Participants were taken to a nutrition clinic in the Triângulo Mineiro region, Minas Gerais, according to the nutritional status diagnosed.

Data obtained from the application of both instruments were carefully described and analyzed with the development of a database in Microsoft Excel®, in a double-typing process to avoid inconsistency. Then, the variables were submitted to statistical analyses and testing using the Statistical Package for the Social Sciences - SPSS Statistics® 21.0.

In the statistical analysis, absolute frequency and percentage measurements were used. The t-test was performed for the bivariate analysis of categorical variables, considering a significance level of 5%.

Pearson correlation was performed for the quantitative variables, considering ρ=1 perfect positive correlation between the two variables, ρ=-1 perfect negative correlation between the two variables, and ρ=0 meaning that the two variables do not linearly depend on one another. The level of significance was 5%.

Results

Of the 99 cancer patients undergoing chemotherapy, 56.6% were male. The age group of 20 to 60 years included 40.4% of the participants. Regarding the types of cancer, gastrointestinal cancer presented a higher frequency (36.4%), and 24.2% presented metastasis.

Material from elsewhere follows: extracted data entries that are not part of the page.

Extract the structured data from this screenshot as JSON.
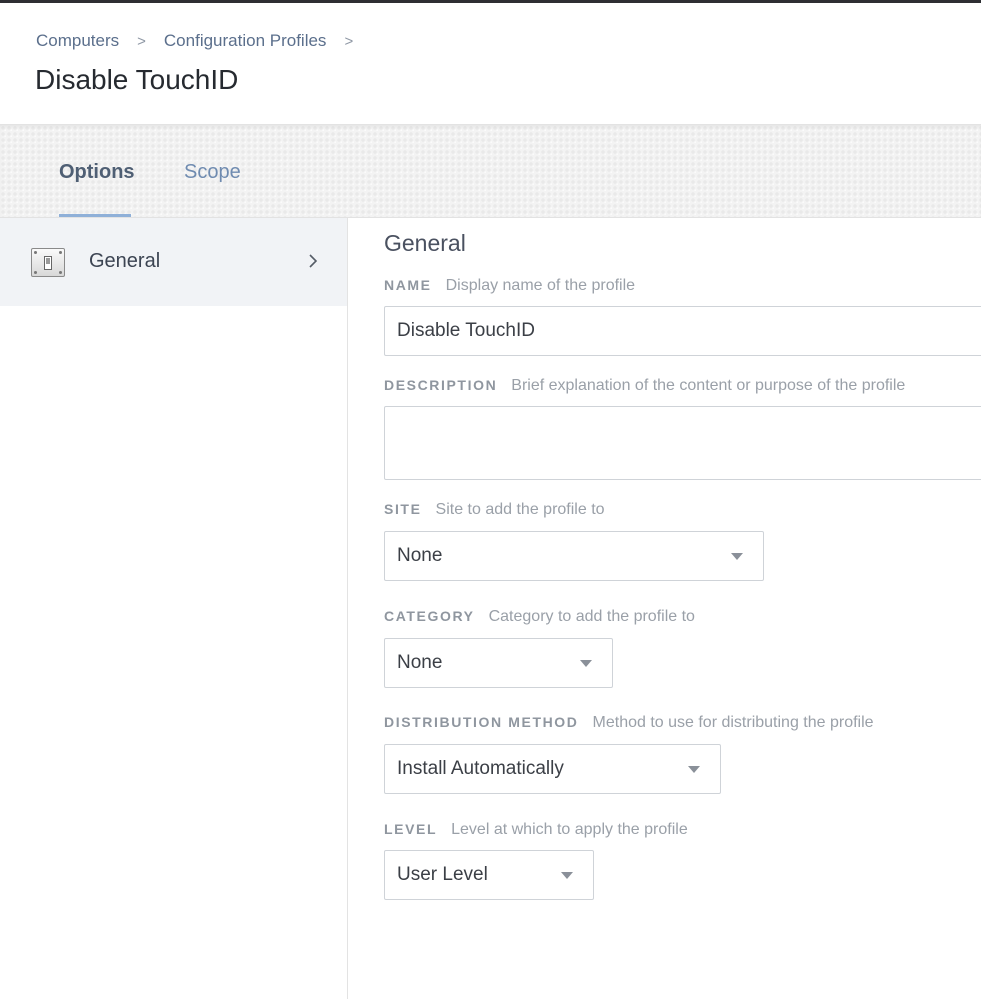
{
  "breadcrumb": {
    "items": [
      "Computers",
      "Configuration Profiles"
    ],
    "separator": ">"
  },
  "page": {
    "title": "Disable TouchID"
  },
  "tabs": [
    {
      "label": "Options",
      "active": true
    },
    {
      "label": "Scope",
      "active": false
    }
  ],
  "sidebar": {
    "items": [
      {
        "label": "General",
        "icon": "switch-panel-icon",
        "selected": true
      }
    ]
  },
  "form": {
    "section_title": "General",
    "name": {
      "label": "NAME",
      "hint": "Display name of the profile",
      "value": "Disable TouchID"
    },
    "description": {
      "label": "DESCRIPTION",
      "hint": "Brief explanation of the content or purpose of the profile",
      "value": ""
    },
    "site": {
      "label": "SITE",
      "hint": "Site to add the profile to",
      "value": "None"
    },
    "category": {
      "label": "CATEGORY",
      "hint": "Category to add the profile to",
      "value": "None"
    },
    "distribution": {
      "label": "DISTRIBUTION METHOD",
      "hint": "Method to use for distributing the profile",
      "value": "Install Automatically"
    },
    "level": {
      "label": "LEVEL",
      "hint": "Level at which to apply the profile",
      "value": "User Level"
    }
  },
  "colors": {
    "accent_tab_underline": "#8fb0d8",
    "link": "#5b6f8c",
    "sidebar_selected_bg": "#f1f3f6"
  }
}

Of all participants, 60.6% were healthy, that is, proper total body weight in relation to height, followed by 30.3% of overweight and 9.1% of underweight participants. Regarding body fat percentage, 57.6% were classified as adequate, 24.2% presented depletion and 18.2% were above the recommended level. For the percentage of muscle mass, 51.5% had severe or moderate depletion, 44.4% presented mild and 4% adequate depletion. The edema classification was as follows: 37.4% of the patients with mild edema, 27.3% with moderate edema, 23.2% had severe edema, and 12.1% were free from this condition (Table 1).

Table 1
Nutritional status according to anthropometry and the Patient-Generated Subjective Global Assessment

Table 1 shows the nutritional status categorized according to PG-SGA. About 31.3% were classified as ‘well nourished,’ 37.4% identified as ‘moderately malnourished,’ and 31.3% as ‘severely malnourished.’ Regarding the degree of professional intervention, 29.3% did not need nutritional intervention at the moment, but reassessment was required, 21.2% lacked individual and family nutritional education, 25.3% required nutritional intervention, and 24.2% required significant nutritional intervention to control symptoms.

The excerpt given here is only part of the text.